Go to a website that checks your password and make a strong password. Strong password: gAAAAABlhKzfBef_cZqfqVyInm2bKpR2KQjERjmAPvuaklaMSb4lIQkFOuWz3QoqV2ejiVQ-qZnmUn5kfNtjwf0EgU27K9Ok8Q==

Homework

Please answer these questions and send them to Daniel Lee on Slack. Graded on accuracy.

What is Personal Identifiable Information (PII), and list three examples of it? Information that can identify an individual, like Social Security numbers, driver's license numbers, and credit card numbers.

What is a possible risk or cons to using PII? The main risk is identity theft, where unauthorized persons might use the PII for fraudulent activities, leading to financial and reputational harm.

What are traits of a strong password? A strong password is typically long (12-16 characters), complex (mix of upper and lower case letters, numbers, and symbols), unique (not reused across different accounts), and unpredictable (not easily guessable).

What does having a strong password prevent?  A strong password helps prevent unauthorized access to personal accounts and protects against hacking and identity theft.

What are the two types of decryption and what is the difference between the two? The two types are symmetric and asymmetric decryption. Symmetric uses the same key for encryption and decryption, while asymmetric uses a public key for encryption and a private key for decryption.

What is phishing?
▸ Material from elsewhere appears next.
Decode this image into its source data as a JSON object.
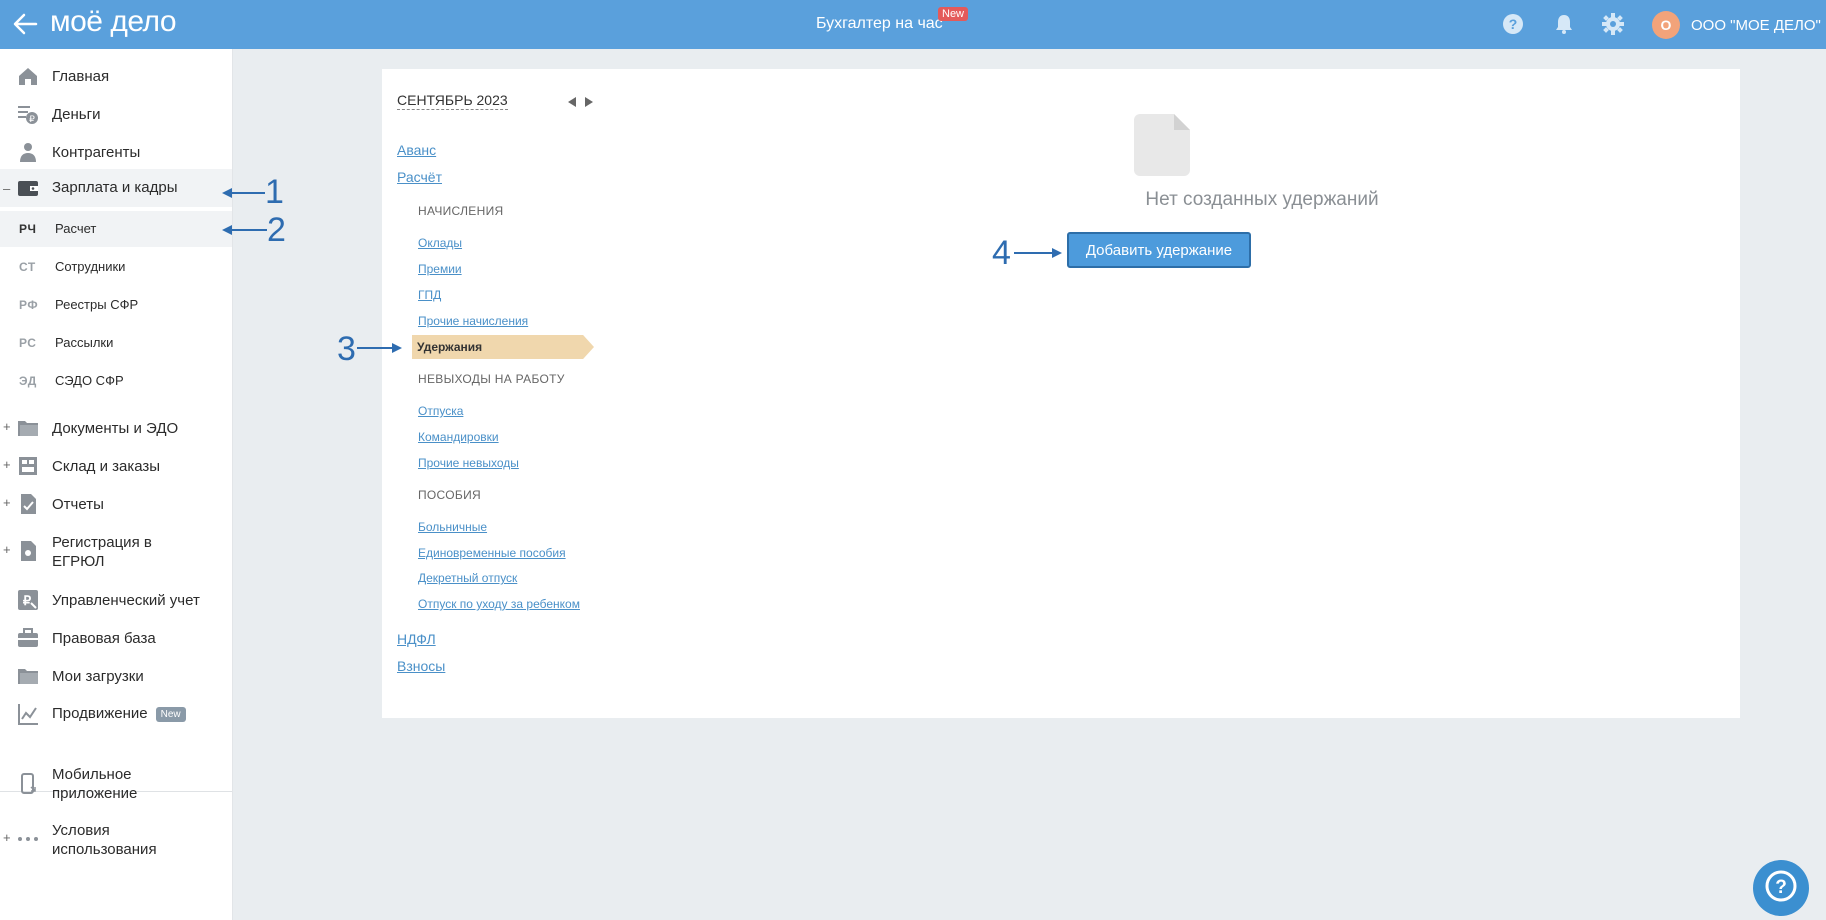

Phishing is a deceptive practice where attackers trick individuals into revealing personal information, often through misleading emails or websites.

What is a way a keylogger can get into your computer? Keyloggers can enter a computer through malicious software downloads, email attachments, or infected websites.

What is a rogue access point and how is it used?  A rogue access point is an unauthorized Wi-Fi access point that appears legitimate. It's used to eavesdrop on wireless communications, capture sensitive information, or launch attacks on connected devices.